Over 170 different foods have been identified as causing allergic reactions, but some are far more common than others. When dealing with labelling and minimising the presence of potential allergens in food products, manufacturers tend to concentrate their efforts on what have become known as the 'big eight' and 'second eight'. These are the major serious allergens (MSAs).
Big eight
Milk, eggs, soy, wheat, peanuts, shellfish, fruits, tree nuts.
Second eight
Sesame seeds, sunflower seeds, cottonseed, poppy seed, molluscs, lentils, beans (except green beans), peas.
Additives such as tartrazine, sulphites and latex are also often classed as MSAs.
Food labelling
Although restaurants and food manufacturers are currently not required by law to label food products according to the content of potential allergens, the Institute of Food Science & Technology (IFST) recommend that warning be given voluntarily.
Most food products now display warning if they are found to contain an MSA, other than it simply being listed as one of the ingredients.

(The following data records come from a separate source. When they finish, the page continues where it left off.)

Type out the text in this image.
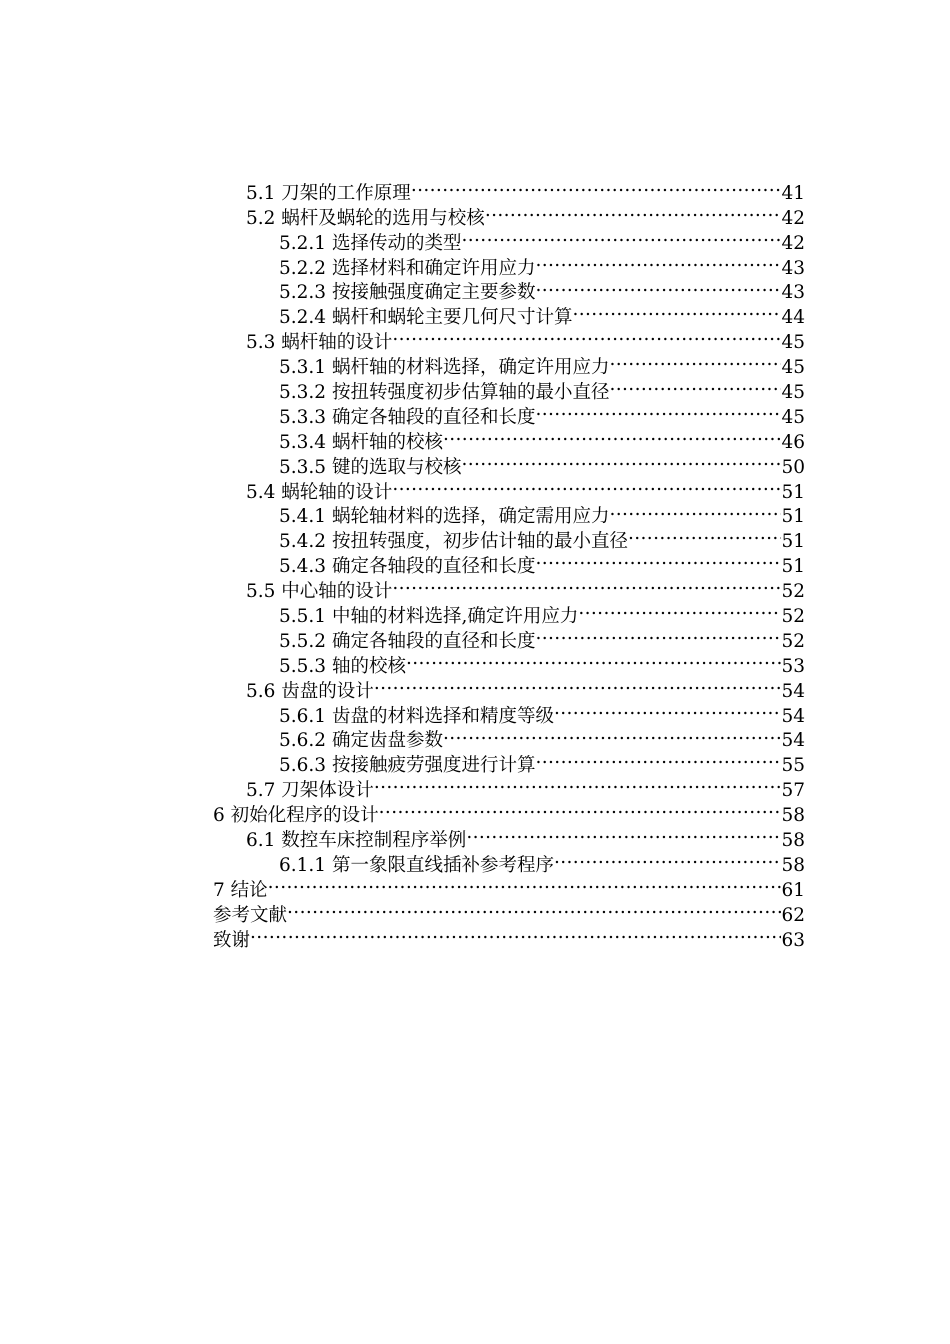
5.1 刀架的工作原理 .....	41
5.2 蜗杆及蜗轮的选用与校核 .....	42
5.2.1 选择传动的类型 .....	42
5.2.2 选择材料和确定许用应力 .....	43
5.2.3 按接触强度确定主要参数 .....	43
5.2.4 蜗杆和蜗轮主要几何尺寸计算 .....	44
5.3 蜗杆轴的设计 .....	45
5.3.1 蜗杆轴的材料选择，确定许用应力 .....	45
5.3.2 按扭转强度初步估算轴的最小直径 .....	45
5.3.3 确定各轴段的直径和长度 .....	45
5.3.4 蜗杆轴的校核 .....	46
5.3.5 键的选取与校核 .....	50
5.4 蜗轮轴的设计 .....	51
5.4.1 蜗轮轴材料的选择，确定需用应力 .....	51
5.4.2 按扭转强度，初步估计轴的最小直径 .....	51
5.4.3 确定各轴段的直径和长度 .....	51
5.5 中心轴的设计 .....	52
5.5.1 中轴的材料选择,确定许用应力 .....	52
5.5.2 确定各轴段的直径和长度 .....	52
5.5.3 轴的校核 .....	53
5.6 齿盘的设计 .....	54
5.6.1 齿盘的材料选择和精度等级 .....	54
5.6.2 确定齿盘参数 .....	54
5.6.3 按接触疲劳强度进行计算 .....	55
5.7 刀架体设计 .....	57
6 初始化程序的设计 .....	58
6.1 数控车床控制程序举例 .....	58
6.1.1 第一象限直线插补参考程序 .....	58
7 结论 .....	61
参考文献 .....	62
致谢 .....	63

In cases where it cannot be categorically stated that a food is allergen free, less specific warnings such as 'MAY contain traces of peanut' or 'Produced in a factory where peanut is also handled' might be given.

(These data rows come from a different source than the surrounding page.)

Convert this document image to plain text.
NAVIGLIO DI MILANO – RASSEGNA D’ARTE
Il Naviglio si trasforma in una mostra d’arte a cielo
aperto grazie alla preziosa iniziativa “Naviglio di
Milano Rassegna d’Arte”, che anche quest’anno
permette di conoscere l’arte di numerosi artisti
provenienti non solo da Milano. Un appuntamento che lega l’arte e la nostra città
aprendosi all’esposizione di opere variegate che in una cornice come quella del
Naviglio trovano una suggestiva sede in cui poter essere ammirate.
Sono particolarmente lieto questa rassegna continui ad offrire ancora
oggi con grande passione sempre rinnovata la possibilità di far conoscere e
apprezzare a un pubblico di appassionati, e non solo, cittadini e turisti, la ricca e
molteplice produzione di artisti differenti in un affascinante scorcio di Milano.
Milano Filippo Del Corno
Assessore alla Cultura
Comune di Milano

Even so, the recent revelation that as many as one third of people aged between 49 and 65 find it difficult to decipher food labels indicates that a tighter more universal method of labelling is needed.
Symptoms
Symptoms are usually systemic, leading to a generalised rash, itching, swelling, and sometimes difficulty breathing. In severe allergies, anaphylactic shock can result which can be life threatening due to restricted breathing and circulatory shock (see 'Anaphylaxis' section).
In oral allergy syndrome, which usually occurs alongside seasonal rhinitis (hay fever), eating particular fruits can lead to localised redness and itching in the mouth and throat.
Non-allergic adverse food reactions
Coeliac disease
Coeliac Disease, though commonly referred to as a food allergy, is not a true allergy but a Type IV, or delayed-type, hypersensitivity to gluten, found in wheat. People with Coeliac Disease suffer bloating and diarrhoea when they ingest any food containing wheat, and can become anaemic due to resulting malnutrition.
Food intolerance
Some people may react badly to particular foods without strictly being allergic to them. This is usually a result of intolerance to the food, either because the person is lacking a digestive enzyme, or because one of the additives in the food (e.g. tartrazine or monosodium glutamate) causes a non-immune adverse reaction. Where an enzyme is lacking, toxic by-products and histamine can build up and lead to what is known as a pseudo-allergic reaction, with accompanying inflammation. In some cases, intolerance may also mimic allergy through the abnormally fast absorption of natural histamine from the diet.
Reactions to toxins
In a small number of foods, such as mushrooms and fish, naturally occurring poisons may be present, which will cause a consumer to have an adverse reaction, simply due to the ingestion of a toxin.
In general, non-allergic adverse reactions are slower and less severe than true allergies, and they usually vary according to the amount ingested. Symptoms include rashes, bloating, vomiting and diarrhoea, abdominal pain, and sometimes palpitations.
Treatment
If you have a food allergy, especially if you are prone to anaphylactic shock, you need to avoid that food by shopping carefully, reading food labels, and where necessary quizzing restaurant staff!
If the food is eaten unknowingly, antihistamines will help reduce mild inflammatory symptoms such as rashes and itchy skin.
A person who appears to be suffering from anaphylactic shock should be treated immediately with an injection of adrenaline into the thigh muscle. If they are aware of their allergy, they will usually carry a preloaded syringe and be able to administer it themselves, but it is always best to get them to hospital as soon as possible. Once there, supplementary treatment of antihistamines or corticosteroids will be given to contain the reaction (see the Anaphylaxis section).